Il faut reconnaître que depuis l’ère de la Troïka (2011-2014), le ministre de la Justice d’alors, Noureddine B’hiri, a été constamment pointé du doigt par toutes les forces vives du pays (avocats, médias, syndicats…) pour avoir mis la justice tunisienne sous les ordres et le bon vouloir de son parti, Ennahdha.
Ainsi, chaque fois que les nahdhaouis sont épinglés, sur un plateau de télévision ou de radio, dans une sale affaire (assassinat politique, agression de manifestants – cas des milices s’autoproclamant protectrices de la révolution), ils répètent en chœur : « si vous avez un problème, poursuivez-nous en justice », sachant pertinemment que la justice aux couleurs d’Ennahdha va les blanchir par tous les moyens, quitte à manipuler les dossiers.
Même le défunt président Béji Caïd Essebsi, pourtant élu démocratiquement, au nom d’un consensus “assassin“, n’a jamais pu changer les choses. Il a laissé faire pour éviter au pays une soi-disant guerre civile.
Il a fallu qu’il y ait des avocats persévérants, comme les avocats de Chokri Belaid et Mohamed Brahmi et un président probe comme Kaïs Saïed, pour révéler au grand public certains abus, dont deux méritent qu’on s’y attarde.
Affaire de la voiture Q5…
Le premier abus a été dénoncé par le chef de l’Etat en personne, et concerne la falsification d’un dossier sur un accident de la route commis par la fille de Anouar Maarouf (nahdhaoui bien sûr), alors ministre d’Etat chargé du Transport et de la Logistique, au volant d’une Q5 (300 mille dinars environ), voiture administrative mise à la disposition de son père de ministre.

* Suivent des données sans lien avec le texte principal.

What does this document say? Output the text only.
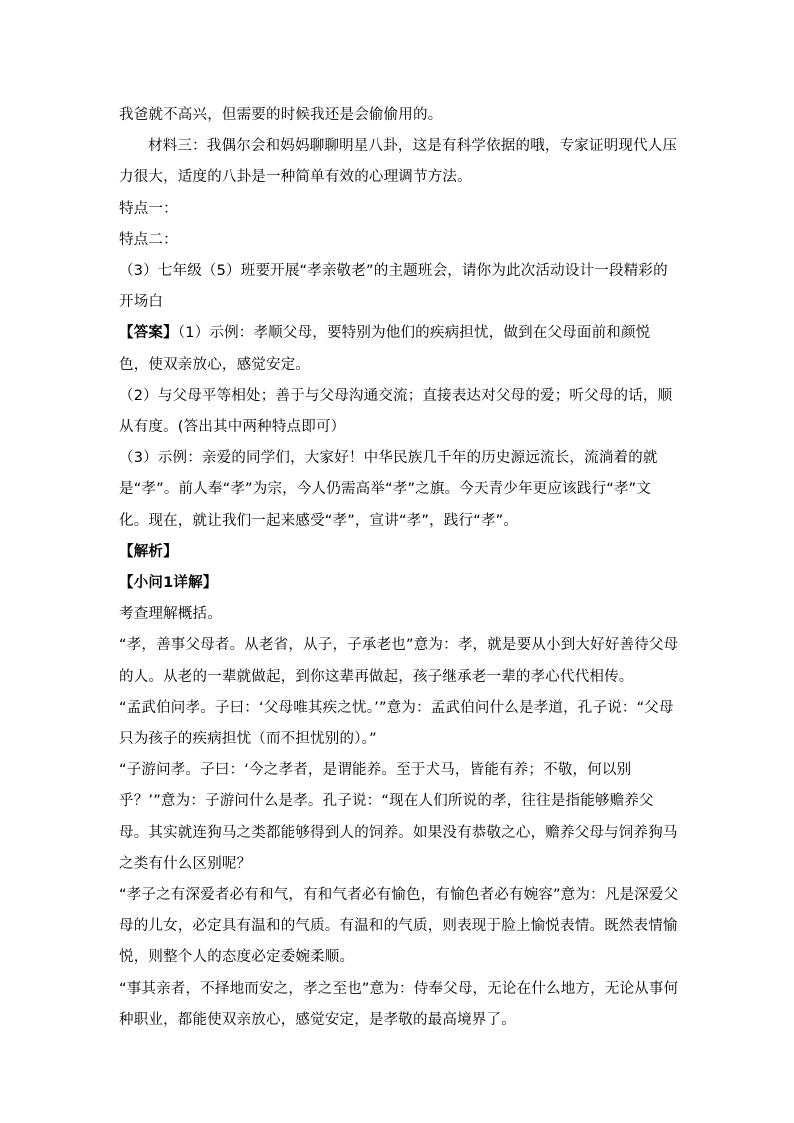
我爸就不高兴，但需要的时候我还是会偷偷用的。

材料三：我偶尔会和妈妈聊聊明星八卦，这是有科学依据的哦，专家证明现代人压力很大，适度的八卦是一种简单有效的心理调节方法。

特点一：

特点二：

（3）七年级（5）班要开展“孝亲敬老”的主题班会，请你为此次活动设计一段精彩的开场白

【答案】（1）示例：孝顺父母，要特别为他们的疾病担忧，做到在父母面前和颜悦色，使双亲放心，感觉安定。

（2）与父母平等相处；善于与父母沟通交流；直接表达对父母的爱；听父母的话，顺从有度。(答出其中两种特点即可）

（3）示例：亲爱的同学们，大家好！中华民族几千年的历史源远流长，流淌着的就是“孝”。前人奉“孝”为宗，今人仍需高举“孝”之旗。今天青少年更应该践行“孝”文化。现在，就让我们一起来感受“孝”，宣讲“孝”，践行“孝”。

【解析】

【小问1详解】

考查理解概括。

“孝，善事父母者。从老省，从子，子承老也”意为：孝，就是要从小到大好好善待父母的人。从老的一辈就做起，到你这辈再做起，孩子继承老一辈的孝心代代相传。

“孟武伯问孝。子曰：‘父母唯其疾之忧。’”意为：孟武伯问什么是孝道，孔子说：“父母只为孩子的疾病担忧（而不担忧别的）。”

“子游问孝。子曰：‘今之孝者，是谓能养。至于犬马，皆能有养；不敬，何以别乎？’”意为：子游问什么是孝。孔子说：“现在人们所说的孝，往往是指能够赡养父母。其实就连狗马之类都能够得到人的饲养。如果没有恭敬之心，赡养父母与饲养狗马之类有什么区别呢？

“孝子之有深爱者必有和气，有和气者必有愉色，有愉色者必有婉容”意为：凡是深爱父母的儿女，必定具有温和的气质。有温和的气质，则表现于脸上愉悦表情。既然表情愉悦，则整个人的态度必定委婉柔顺。

“事其亲者，不择地而安之，孝之至也”意为：侍奉父母，无论在什么地方，无论从事何种职业，都能使双亲放心，感觉安定，是孝敬的最高境界了。
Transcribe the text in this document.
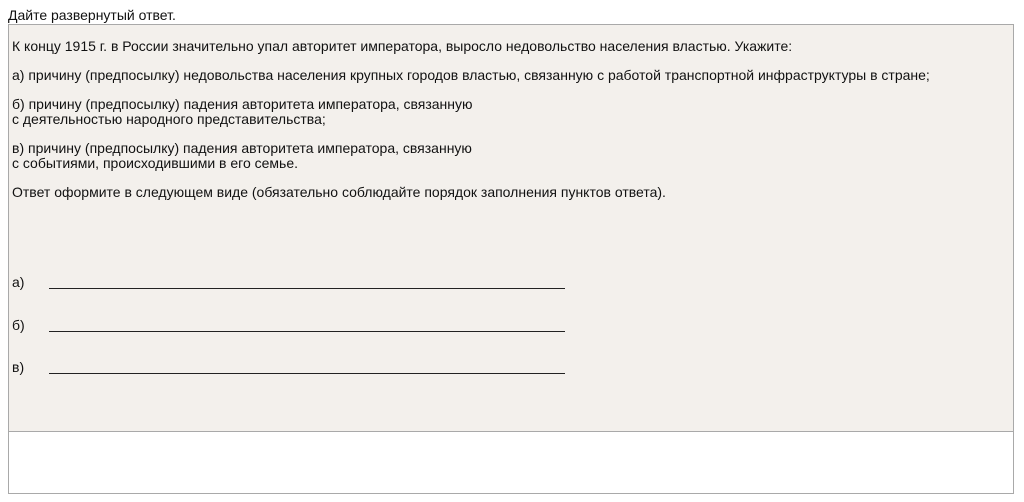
Дайте развернутый ответ.

К концу 1915 г. в России значительно упал авторитет императора, выросло недовольство населения властью. Укажите:

а) причину (предпосылку) недовольства населения крупных городов властью, связанную с работой транспортной инфраструктуры в стране;

б) причину (предпосылку) падения авторитета императора, связанную
с деятельностью народного представительства;

в) причину (предпосылку) падения авторитета императора, связанную
с событиями, происходившими в его семье.

Ответ оформите в следующем виде (обязательно соблюдайте порядок заполнения пунктов ответа).

а)
б)
в)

Le procès-verbal (PV) de cet accident aurait été manipulé, falsifié avant de disparaître des classeurs du tribunal. L’objectif serait de déresponsabiliser et de blanchir le ministre et sa fille faisant assumer toute la responsabilité à un chauffeur du ministère qui aurait été poussé à faire un faux témoignage et à déclarer que c’était lui qui était au volant.
Pis, le PV a été rédigé pour faire passer la victime de l’accident, un hôtelier-conducteur de la banlieue nord de Tunis, comme le fautif, donc passible de poursuite en justice pour profération d’obscénités et de voies de fait.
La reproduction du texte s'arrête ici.